Once the design (17′ long x 28″ wide) was finalized (18 versions), the software provided for my printing full scale, collated work patterns for the 16 bulkheads plus stem and transom patterns on 12″ spacing. Construction involved gluing the patterns to a sheet of MDF (multi-directional fiberboard) and band sawing them out. The pattern design provided for a 2″x4″ cutout for a nominal 2″x4″x16′ rectangular aluminum tube which became the construction strongback, both supporting and accurately positioning the patterns.
To do the bottom first, I placed the patterns bottom up on the aluminum strongback at 12″ intervals and using narrow strips of four kinds of wood started laying them on the patterns using a small nail gun and waterproof glue.
Once the bottom was stripped and glued, the whole arrangement was flipped to repeat the process for the deck.
With the deck and bottom woods in place, the next step was a small power planer followed by orbital sanding to smooth and fair the strips into its final flowing shape.

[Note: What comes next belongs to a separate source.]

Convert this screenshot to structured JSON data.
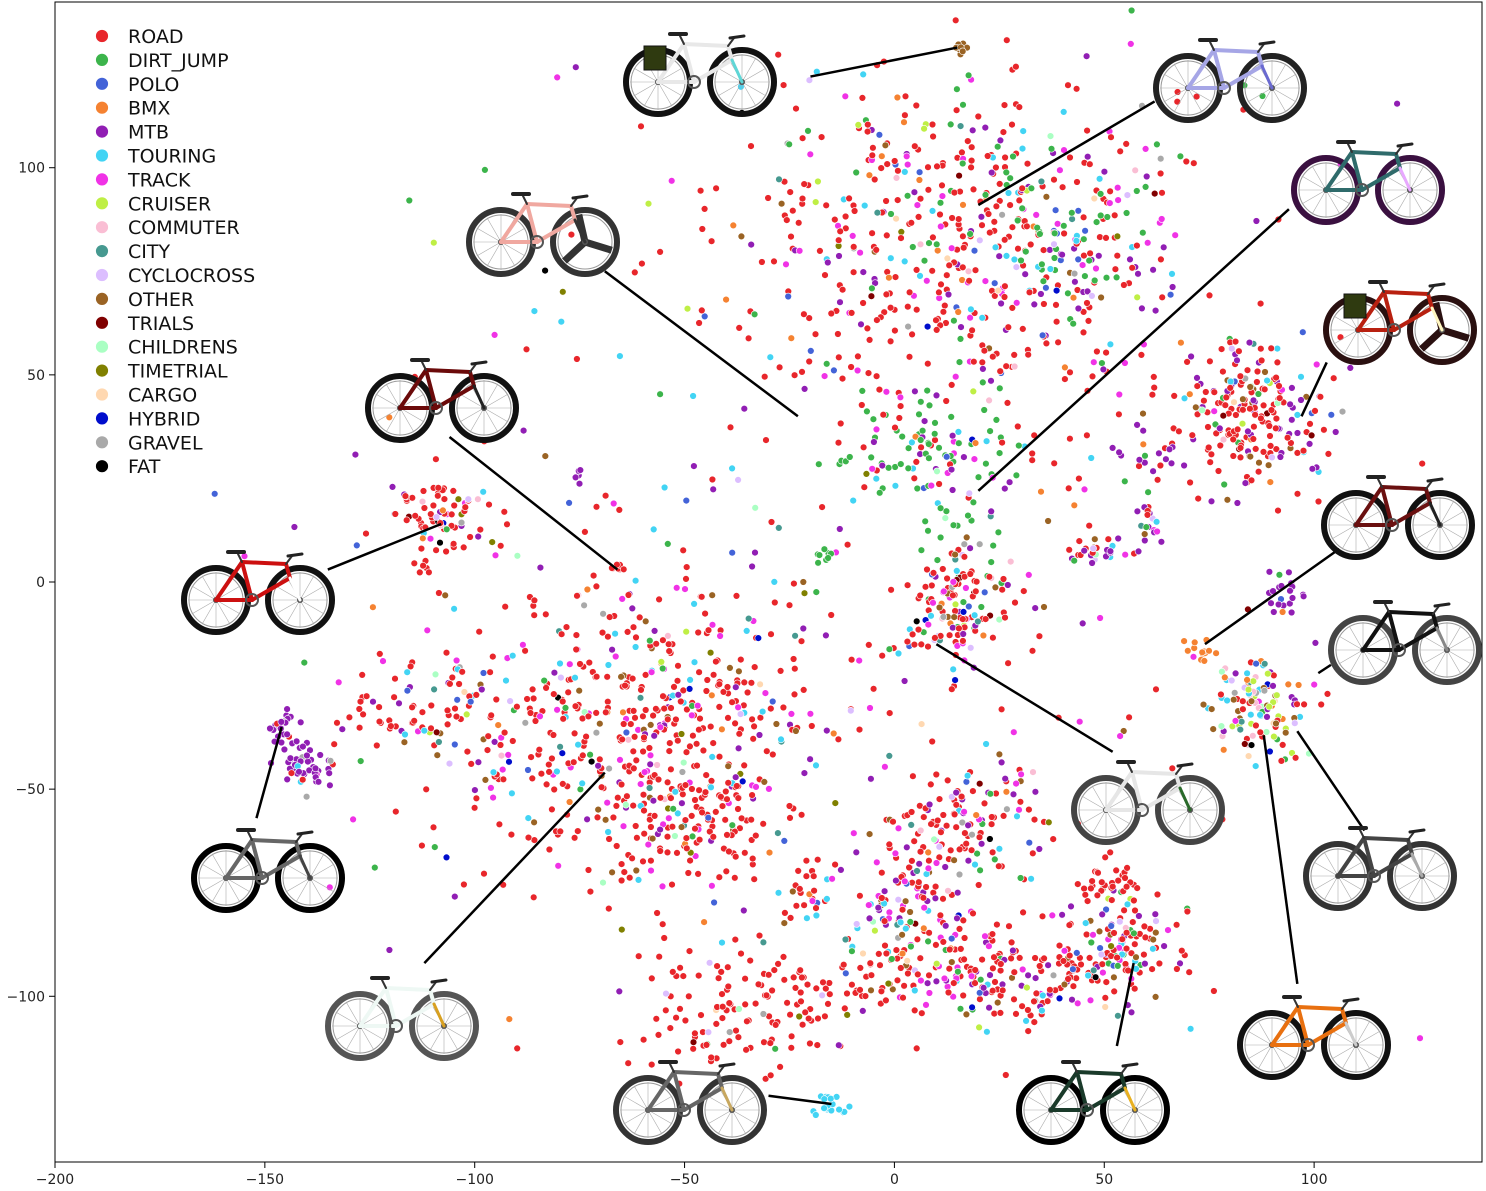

Next a single layer of 1/2 ounce (1/2 ounce per square yard) twill (multi-directional weave) glass cloth was fiberglassed to the deck and bottom. The fiberglass would eventually be orbital sanded completely smooth followed by many coats of hand rubbed marine grade gloss polyurethane.
With the top and bottom finished, the deck will be very carefully separated from the bottom and the aluminum strongback and MDF patterns removed from the hull. The deck is then reattached to the bottom with internally applied fiberglass tape and the holes for the cockpit located and cut.
The cockpit location is determined by taking the almost complete kayak to the water and sitting on the deck like a fat frog (I’m 6′2″ and weigh 215#), while moving forwards and backwards until a desired balance is achieved and chalked on the deck. Only then is the cockpit hole cut into the deck.